Although a modest part of the brands' overall sales, increased fleet deliveries helped offset a tough sales period. Aided by fleet sales, Hyundai scratched out a 0.7 percent sales gain in the first quarter. Nissan's total sales fell 35.2 percent during the quarter, while industrywide sales tumbled 38.4 percent.
Hyundai's fleet sales rose 29 percent for the quarter, according to Polk. Nissan's increased 21 percent.
Fleet sales include sales of vehicles to government and commercial fleets. Rental-car companies make up the lion's share of the market.
Nissan spokeswoman Julie Lawless says fleet numbers were higher than normal for the first quarter because some deliveries were delayed from 2008. But she predicts the fleet share of Nissan's sales will be higher this year than it was last year.
Chris Hosford, spokesman for Hyundai Motor America, says fleet business fell in May and will slow down to end up at 12 to 15 percent of sales.
Says Hosford: "We wanted to be sure that we took advantage of that business opportunity when some other automakers were not going to be as aggressive."
Nissan and Hyundai saw a steep drop in May total sales. Nissan sales fell 33.1 percent from a year earlier, and Hyundai declined 18.7 percent.
The Detroit 3's pullback from fleets was a conscious shift in strategy.
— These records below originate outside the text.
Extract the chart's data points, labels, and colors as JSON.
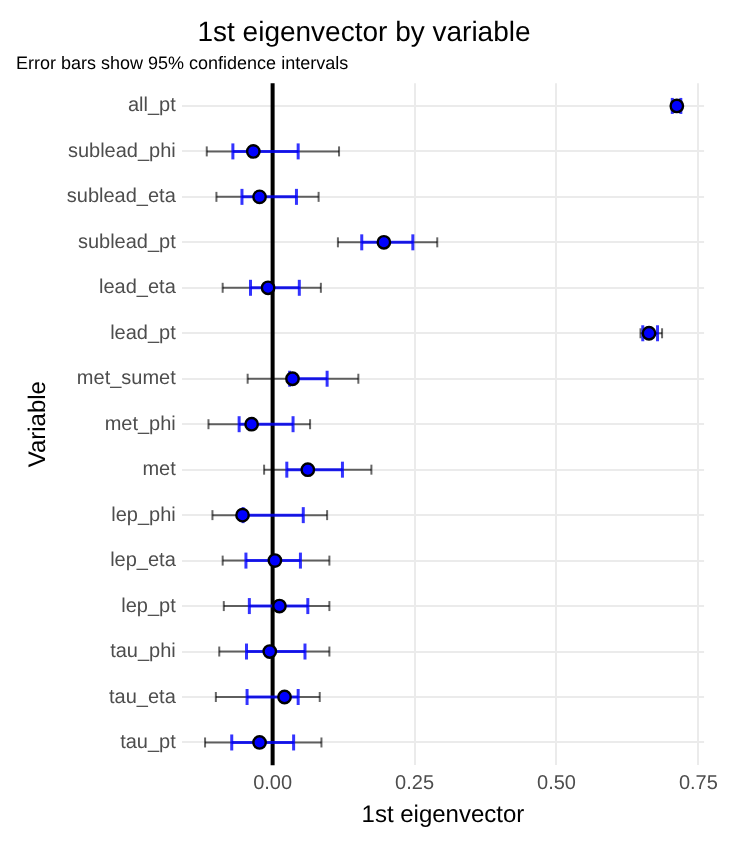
{
  "chart_data": {
    "type": "scatter",
    "orientation": "horizontal",
    "title": "1st eigenvector by variable",
    "subtitle": "Error bars show 95% confidence intervals",
    "xlabel": "1st eigenvector",
    "ylabel": "Variable",
    "categories": [
      "all_pt",
      "sublead_phi",
      "sublead_eta",
      "sublead_pt",
      "lead_eta",
      "lead_pt",
      "met_sumet",
      "met_phi",
      "met",
      "lep_phi",
      "lep_eta",
      "lep_pt",
      "tau_phi",
      "tau_eta",
      "tau_pt"
    ],
    "series": [
      {
        "color": "#000000",
        "values": [
          0.712,
          -0.034,
          -0.023,
          0.196,
          -0.008,
          0.663,
          0.035,
          -0.037,
          0.062,
          -0.053,
          0.004,
          0.012,
          -0.005,
          0.021,
          -0.023
        ],
        "errors": [
          [
            0.703,
            0.72
          ],
          [
            -0.116,
            0.117
          ],
          [
            -0.099,
            0.081
          ],
          [
            0.115,
            0.29
          ],
          [
            -0.088,
            0.085
          ],
          [
            0.648,
            0.686
          ],
          [
            -0.044,
            0.151
          ],
          [
            -0.113,
            0.066
          ],
          [
            -0.015,
            0.174
          ],
          [
            -0.106,
            0.096
          ],
          [
            -0.088,
            0.1
          ],
          [
            -0.086,
            0.1
          ],
          [
            -0.094,
            0.1
          ],
          [
            -0.1,
            0.083
          ],
          [
            -0.119,
            0.086
          ]
        ]
      },
      {
        "color": "#0000ff",
        "values": [
          0.712,
          -0.034,
          -0.023,
          0.196,
          -0.008,
          0.663,
          0.035,
          -0.037,
          0.062,
          -0.053,
          0.004,
          0.012,
          -0.005,
          0.021,
          -0.023
        ],
        "errors": [
          [
            0.704,
            0.719
          ],
          [
            -0.07,
            0.045
          ],
          [
            -0.054,
            0.042
          ],
          [
            0.157,
            0.247
          ],
          [
            -0.039,
            0.047
          ],
          [
            0.652,
            0.678
          ],
          [
            0.03,
            0.096
          ],
          [
            -0.059,
            0.036
          ],
          [
            0.025,
            0.123
          ],
          [
            -0.052,
            0.054
          ],
          [
            -0.047,
            0.049
          ],
          [
            -0.041,
            0.062
          ],
          [
            -0.046,
            0.057
          ],
          [
            -0.045,
            0.045
          ],
          [
            -0.072,
            0.037
          ]
        ]
      }
    ],
    "xlim": [
      -0.16,
      0.76
    ],
    "xticks": [
      {
        "value": 0,
        "label": "0.00"
      },
      {
        "value": 0.25,
        "label": "0.25"
      },
      {
        "value": 0.5,
        "label": "0.50"
      },
      {
        "value": 0.75,
        "label": "0.75"
      }
    ],
    "ref_lines": [
      {
        "axis": "x",
        "value": 0,
        "color": "#000000"
      }
    ],
    "grid": true,
    "marker": "circle"
  }
}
Those makers are leaving the low-margin rental-car business rather than continuing to rely on it to keep factories running. Pushing too many vehicles into rental fleets, they concluded, hurts residual values when those cars end up at auctions.
General Motors' fleet sales fell 68 percent in the first quarter, to about 15 percent of sales, Polk data show. Chrysler LLC's fleet sales dropped 69 percent. Ford Motor Co.'s fleet sales fell about 56 percent.
Overall, the fleet market has crashed along with the U.S. retail market. For the first three months of this year, industrywide fleet sales totaled about 395,000 vehicles, down steeply from about 757,000 a year earlier, according to Polk data.